I may make a poster of this even if my students get neither the math nor the TV reference. They need to learn about both.

As far as the math goes, there are two points on the co-ordinate plane to start. Let's call the first one Point A, with coordinates (-5, 2). The other point we'll call Point B, was at (2, 4) -- so it wasn't a rotational image of Point A. Point B has up and moved itself, which points don't usually do -- but then, they don't sing TV theme ditties, either. The image of Point B is at a translation of up 3 and 5 to the right, or T_{5, 3}, which puts it at (7, 7).

In the second image, B' moves from Quadrant I to Quadrant IV. It's not a reflection over the x-axis (although it could be represented as a glide reflection), so we'll call it another translation. This translation appears to be 3 to the left and 12 down, which we represent with negative numbers, T_{-3, -12}. This puts B'' at (4, -5).

Things get interesting with the third illustration as the point moves two more times, this time moving in *three* dimensions. We don't have any scale for the z-axis, so let's label the original plane as *z = 0* and then increment by 1 as we move up. Using that frame of reference, B'' is located at (4, -5, 0). It then gets translated to B'''(-6, -6, 1), which is a transformation of T_{-10, -1, 1}, and finally to B''''(2, 5, 2), a transformation of T_{8, 11, 1}.

Keeping in mind that this panel shows a ** Composition of Transformations**, we denote it in reverse order, the translation

*of*the translation, using the form

**T**

_{8, 11, 1}o T_{-10, -1, 1}The final frame shows a ** tesseract**. I don't get to use those very often, but they are fun to draw (and to say). A tesseract is a way of representing hypothetical four-dimensional spatial coordinates. It might be better represented with a three-dimensional model, in the same way that three dimensions can be modeled in a two-dimensional image, but since I don't have an actual three-dimensional comic, this is the best I can do.

We use the last three letters of the alphabet for the usual three dimensions, *(x, y, z)*, so we're out of letters. How do we represent the fourth spatial dimension? We can use *w* for it, but it seems awkward using *(x, y, z, w)* (and maybe people who work with higher mathematics than I do actually do this -- I don't know), but it would seem easier and more logical to use *(w, x, y, z)*, putting it first like move up an office tower increases the first digit of the room number (and different corridors might represent increments of the second digit). Because we can't tell where the point is coming from nor do we have any scale for the new position, we'll skip writing a transformation statement for it. (Or I could leave it as an "obvious" "exercise for the reader".)

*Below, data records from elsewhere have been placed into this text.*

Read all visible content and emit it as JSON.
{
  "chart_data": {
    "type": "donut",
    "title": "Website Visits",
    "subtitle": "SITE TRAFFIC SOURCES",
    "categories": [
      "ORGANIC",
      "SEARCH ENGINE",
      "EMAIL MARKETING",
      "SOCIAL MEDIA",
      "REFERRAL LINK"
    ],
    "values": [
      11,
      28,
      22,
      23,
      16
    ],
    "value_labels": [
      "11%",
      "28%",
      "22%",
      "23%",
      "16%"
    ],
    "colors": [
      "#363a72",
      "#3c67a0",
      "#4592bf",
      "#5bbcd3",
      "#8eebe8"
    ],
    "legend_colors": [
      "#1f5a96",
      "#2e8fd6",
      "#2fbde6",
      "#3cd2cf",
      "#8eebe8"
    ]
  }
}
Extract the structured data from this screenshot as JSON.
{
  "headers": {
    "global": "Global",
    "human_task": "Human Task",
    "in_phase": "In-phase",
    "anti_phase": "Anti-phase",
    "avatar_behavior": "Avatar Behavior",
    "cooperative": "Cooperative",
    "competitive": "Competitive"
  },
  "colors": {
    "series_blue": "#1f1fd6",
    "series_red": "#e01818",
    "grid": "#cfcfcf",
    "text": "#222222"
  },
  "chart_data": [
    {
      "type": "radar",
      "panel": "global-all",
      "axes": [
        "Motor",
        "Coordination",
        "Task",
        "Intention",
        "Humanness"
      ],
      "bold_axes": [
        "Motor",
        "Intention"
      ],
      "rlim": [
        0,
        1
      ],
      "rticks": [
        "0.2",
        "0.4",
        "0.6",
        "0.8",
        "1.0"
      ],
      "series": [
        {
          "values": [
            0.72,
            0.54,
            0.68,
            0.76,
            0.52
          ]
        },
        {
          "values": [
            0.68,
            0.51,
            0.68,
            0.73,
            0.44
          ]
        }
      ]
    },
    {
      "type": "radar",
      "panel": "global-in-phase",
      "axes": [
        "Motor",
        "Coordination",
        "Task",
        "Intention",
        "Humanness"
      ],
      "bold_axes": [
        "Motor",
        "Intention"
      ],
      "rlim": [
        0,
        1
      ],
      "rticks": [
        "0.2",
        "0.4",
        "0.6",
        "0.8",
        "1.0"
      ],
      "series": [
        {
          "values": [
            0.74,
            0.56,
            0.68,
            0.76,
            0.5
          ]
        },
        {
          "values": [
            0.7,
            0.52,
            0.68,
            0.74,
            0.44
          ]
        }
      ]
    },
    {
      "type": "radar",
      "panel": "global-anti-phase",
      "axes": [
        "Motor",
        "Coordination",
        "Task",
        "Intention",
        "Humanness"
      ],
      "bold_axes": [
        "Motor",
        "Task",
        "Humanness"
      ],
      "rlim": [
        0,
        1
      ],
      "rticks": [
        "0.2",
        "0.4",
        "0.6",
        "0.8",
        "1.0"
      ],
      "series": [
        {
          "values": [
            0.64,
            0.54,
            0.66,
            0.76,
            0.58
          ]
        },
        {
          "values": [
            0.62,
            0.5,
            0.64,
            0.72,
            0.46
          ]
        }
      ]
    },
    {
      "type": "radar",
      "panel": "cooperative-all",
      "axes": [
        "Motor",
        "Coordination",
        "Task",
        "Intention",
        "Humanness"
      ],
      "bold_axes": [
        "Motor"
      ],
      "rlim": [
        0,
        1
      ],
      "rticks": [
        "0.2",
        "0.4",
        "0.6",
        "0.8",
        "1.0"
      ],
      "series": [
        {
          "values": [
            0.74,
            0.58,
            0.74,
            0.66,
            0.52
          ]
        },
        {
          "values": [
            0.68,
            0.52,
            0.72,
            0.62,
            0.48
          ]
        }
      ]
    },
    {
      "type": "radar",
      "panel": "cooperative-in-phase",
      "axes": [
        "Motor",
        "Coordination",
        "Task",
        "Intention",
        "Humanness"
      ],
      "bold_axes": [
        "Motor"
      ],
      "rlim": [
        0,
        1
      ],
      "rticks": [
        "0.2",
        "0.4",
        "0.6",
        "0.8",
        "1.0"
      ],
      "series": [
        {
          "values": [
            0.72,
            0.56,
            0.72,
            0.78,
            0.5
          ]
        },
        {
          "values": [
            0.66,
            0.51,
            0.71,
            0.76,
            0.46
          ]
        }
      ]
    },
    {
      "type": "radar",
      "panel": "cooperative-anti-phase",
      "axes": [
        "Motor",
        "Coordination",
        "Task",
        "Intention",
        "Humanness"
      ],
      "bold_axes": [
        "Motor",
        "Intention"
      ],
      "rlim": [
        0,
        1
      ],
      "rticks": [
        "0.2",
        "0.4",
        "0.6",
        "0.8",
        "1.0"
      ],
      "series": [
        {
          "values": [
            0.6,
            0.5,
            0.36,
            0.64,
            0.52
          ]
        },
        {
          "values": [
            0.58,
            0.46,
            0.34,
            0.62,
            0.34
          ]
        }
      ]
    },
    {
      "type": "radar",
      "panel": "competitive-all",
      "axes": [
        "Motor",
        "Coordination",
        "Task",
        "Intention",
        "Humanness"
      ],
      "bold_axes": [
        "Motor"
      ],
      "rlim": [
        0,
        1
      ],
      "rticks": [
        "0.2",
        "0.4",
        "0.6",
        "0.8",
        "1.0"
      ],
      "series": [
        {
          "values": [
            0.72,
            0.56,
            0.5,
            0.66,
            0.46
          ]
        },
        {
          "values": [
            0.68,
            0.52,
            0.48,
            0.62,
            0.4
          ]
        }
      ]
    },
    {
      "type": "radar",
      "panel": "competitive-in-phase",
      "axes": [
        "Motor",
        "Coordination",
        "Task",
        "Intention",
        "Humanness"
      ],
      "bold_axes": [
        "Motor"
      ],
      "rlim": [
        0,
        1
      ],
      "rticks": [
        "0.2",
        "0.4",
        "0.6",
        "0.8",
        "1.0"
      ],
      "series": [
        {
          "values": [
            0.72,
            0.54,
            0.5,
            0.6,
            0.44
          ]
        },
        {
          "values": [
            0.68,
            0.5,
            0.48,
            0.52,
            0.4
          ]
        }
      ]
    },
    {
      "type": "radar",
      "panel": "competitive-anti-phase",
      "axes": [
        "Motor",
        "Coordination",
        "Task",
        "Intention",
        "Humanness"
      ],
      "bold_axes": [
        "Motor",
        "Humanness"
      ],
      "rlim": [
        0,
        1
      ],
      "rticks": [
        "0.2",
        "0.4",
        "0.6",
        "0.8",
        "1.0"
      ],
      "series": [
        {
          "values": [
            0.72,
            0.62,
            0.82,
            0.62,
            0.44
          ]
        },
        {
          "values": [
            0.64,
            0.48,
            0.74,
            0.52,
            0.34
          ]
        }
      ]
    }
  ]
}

One final note and I'll end my seemingly endless mind-dump of this stream of thought: I keep referring to four *spatial* dimensions. This is to distinguish from the usual four dimensions we live in. Originally, the comic read "(w, x, y, z) in 4D space-time", but something about that bothered me. First, I don't know that tesseracts would be used to represent a time dimension mixed with three spatial ones, although I don't see a reason why they couldn't be. Moreover, the entire point of the comic was to use **"(w, x, y, z)"**, which wouldn't make sense if we were using time, which would more logically be represented as *t*, which would give us *(x, y, z, t)*, space plus time gives us space-time.

And that doesn't sound like a * radio station*. Certainly not one

*Dr. Johnny Fever*would work at.

## 2 comments:

Tesseract FTW !

My favorite short-story about Tesseracts is of course "'—And He Built a Crooked House—'", Robert A. Heinlein, (Astounding,1941). (PDF at Union.edu)

(GoodReads).

Dali's Corpus_Hypercubus (1954) might be problematic in a no-established-religion setting, but provides a visualization of the standard unfolding within the common European cultural tradition.

Very good point about distinguishing Euclidean 4-space from the T+3 we seem to inhabit.

For students who've seen rotation and projection matrices in geometry with trig, the subtle difference in the Metric tensor from wxyz to xyzt may be helpful. (It also explains the light-cones; particularly elegant in units where c=1.)

Minkowski geometry addresses space time.